Duration: 00:12:13 (video)

 

Image Credits: Morehshin Allahyari, She Who Sees The Unknown: Kabous, The Right Witness, The Left Witness, Still image from VR video, commissioned by The Shed, image courtesy artist, 2019

 

Morehshin Allahyari, She Who Sees the Unknown: Kabous, The Right Witness, and the Left Witness, 2019, installation with 3D printed resin sculptures and VR video. Photo by Dan Bradica, image courtesy of the artist and The Shed (NYC, NY).

 

A documentation of this artwork can also be found on ADA:

digitalartarchive.at/database/general/work/she-who-sees-the-unknown-kabous-the-right-witness-and-the-left-witness.html

IMAGES

VIDEO LINK

ABOUT THE ARTIST

Morehshin Allahyari (Persian: موره شین اللهیاری; born 1985) is an Iranian-Kurdish media artist, activist, and writer based in Brooklyn, New York. She uses computer modeling, 3D scanning, and digital fabrication techniques to explore the intersection of art and activism. Inspired by concepts of collective archiving and cultural contradiction, Allahyari’s 3D-printed sculptures and videos challenge social and gender norms. She wants her work to respond to, resist, and criticize the current political and cultural situation that is experienced on a daily basis. Her work has been part of numerous exhibitions, festivals, and workshops at venues throughout the world, including the New Museum, MoMa, Centre Pompidou, Venice Biennale di Archittectura, and Museum für Angewandte Kunst among many others.
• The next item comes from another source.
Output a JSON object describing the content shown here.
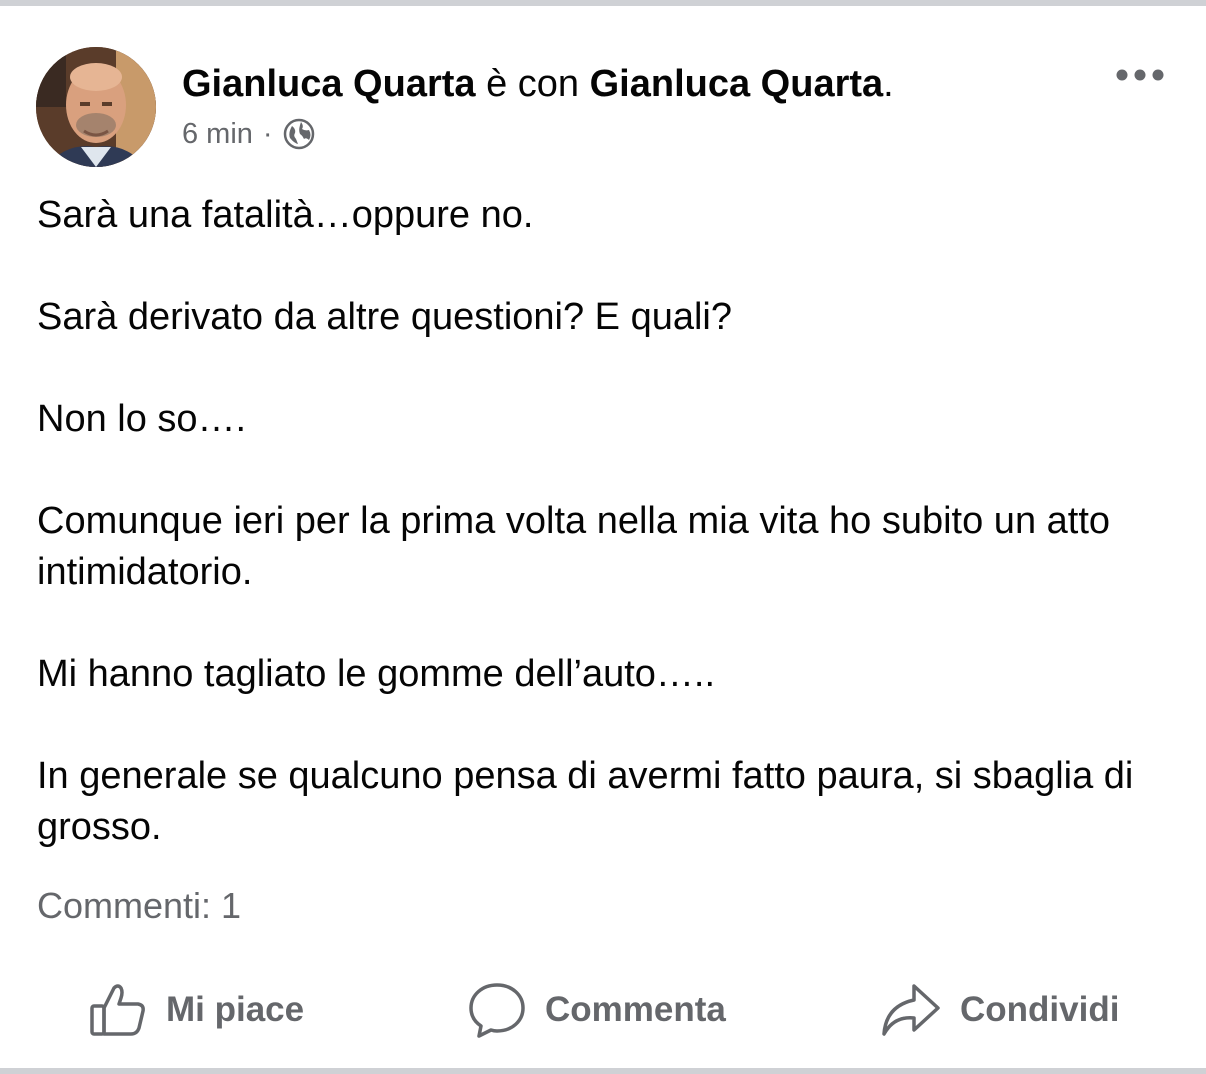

She is the recipient of The Joan Mitchell Foundation Painters & Sculptors Grant (2019), The Sundance Institute New Frontier International Fellowship, and the leading global thinkers of 2016 award by Foreign Policy magazine. Her 3D Additivist Manifesto video is in the collection of San Francisco Museum of Modern Art, and recently she has been awarded major commissions by The Shed, Rhizome, New Museum, Whitney Museum of American Art, Liverpool Biennale, and FACT.